Es posible que Dios, allá en su unidad indivisible y enciclopédica, hiciera el frío en un mal día. No hay razón que lo explique. No tenemos quien venga y nos lo razone con palabras justas y con argumentos serenos. El frío es una de esas cosas que Dios pudo habernos ahorrado, pero lo fabricó en su honda providencia e impregnó con el frío el paisaje recién alumbrado. En lugar del frío, Dios pudo haber pensado en estaciones eternamente disfrutables, en el edén en el que algunos sitúan el idilio del hombre consigo mismo y con sus mitos, con la armonía del cosmos, con la persistencia de la verdad, pero Dios no ha estado jugando a los dados porque en su naturaleza no existe la conmoción molecular ni la sed yendo y viniendo por la boca. De Dios sabemos estas cosas y hay más de lo que no sabemos absolutamente nada. Quién podría ponerse en su lugar, en esa soledad suya de unidad plenipotenciaria y previsora.
El frío fue un mal día, según se mire, un accidente en su bosquejo del mundo, un sincero atropello al confort de sus criaturas en la bendita tierra. Salgamos hoy a la calle, miremos al infinito azul del cielo y hablemos a Dios con desparpajo: teniendo tanto tiempo, cómo pudiste hacer las cosas tan rápido. Pero es bueno saber que no habrá respuesta. Y es mejor que no la haya. Se empozoña la fe si se observa en detalle su condición de magia. No hay dios ni reino de los cielos sin el frío en el fondo del alma como un cuchillo. Dios, en su infinita gracia, quiso que el frío ganase todas las batallas. Incluso la del fuego. No hay mejor arma que la del frío. La literatura entera, incluso la más ardorosa, empieza desde una idea primaria del frío, y luego crece, se embravece, se encabrita, exhibe su pomposa hombría de alambre muy duro y canta en el aire percutido de la noche.

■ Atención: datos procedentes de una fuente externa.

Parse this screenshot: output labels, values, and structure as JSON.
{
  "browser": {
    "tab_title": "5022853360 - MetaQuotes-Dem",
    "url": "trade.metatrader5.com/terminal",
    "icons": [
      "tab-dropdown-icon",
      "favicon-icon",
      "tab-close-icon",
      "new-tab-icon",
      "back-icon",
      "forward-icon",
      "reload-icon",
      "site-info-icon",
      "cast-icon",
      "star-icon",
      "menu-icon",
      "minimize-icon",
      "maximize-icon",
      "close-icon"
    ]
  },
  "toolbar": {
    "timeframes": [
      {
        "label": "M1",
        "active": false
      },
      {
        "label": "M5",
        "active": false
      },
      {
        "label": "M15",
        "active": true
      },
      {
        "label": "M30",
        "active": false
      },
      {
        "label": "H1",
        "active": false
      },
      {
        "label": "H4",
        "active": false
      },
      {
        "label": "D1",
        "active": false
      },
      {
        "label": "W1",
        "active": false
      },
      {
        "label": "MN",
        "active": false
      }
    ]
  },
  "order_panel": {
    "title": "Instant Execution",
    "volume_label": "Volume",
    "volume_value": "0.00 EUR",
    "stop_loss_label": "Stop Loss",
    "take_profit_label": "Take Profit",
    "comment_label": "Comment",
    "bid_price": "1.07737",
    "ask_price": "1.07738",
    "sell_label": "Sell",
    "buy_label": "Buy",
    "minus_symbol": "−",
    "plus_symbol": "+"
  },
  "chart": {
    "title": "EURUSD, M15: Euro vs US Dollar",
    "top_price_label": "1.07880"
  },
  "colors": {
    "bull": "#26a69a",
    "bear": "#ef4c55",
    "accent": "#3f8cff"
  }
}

No sé sabe de qué consuela el frío, a qué secreto alivio nos conduce, el modo en que nos hace pensar en los refugios, en todos esos lugares a los que encomendamos la tarea de que nos salven. Estamos a la intemperie. A poco que uno pone el pie en la calle o lo pone en casa, se produce el roto, se hace visible el desagüe por donde vamos cayendo. No se tiene la certeza de que los refugios sean obligatoriamente domésticos. Pueden estar en un parque o en una calle o en un bar en la que fuimos felices .Tampoco sabemos, una vez caídos, dónde vamos. Si a un lugar mejor, en todo caso. Detrás de un agujero, hay otro. Todos se comunican. El frío los comunica. Se va uno dejando llevar, buscando el refugio, el rincón en donde encontrarse. El problema es que, sabiendo dónde estamos, no sabemos qué lugar es ése. Da igual que reconozcamos el paisaje que lo rodea o que sintamos que es familiar. Lo difícil, lo que no siempre se consigue, es el lugar al que pertenecemos, esa especie de útero doméstico que nos recompone. A veces es un sillón de orejas, junto a la ventana. O la cama, la dulce y la cómplice cama. Pero puede ser la casa de un amigo, en donde nos agasajan y nos abrazan y nos quieren. O un poema de Keats. Anoche volví a leer a Keats. No sé cuántos años hacía que no leía a Keats. Me contó una felicidad que recordaba, pero que andaba diluida, como en fuga. Son días de frío. Días en los que una amiga te dice que cojas un libro y no pienses en nada que no te convenga. Nada que rebatir en ese argumento. Los libros te hacen no pensar en otra cosa salvo las que te cuentan. Hay que saber leer.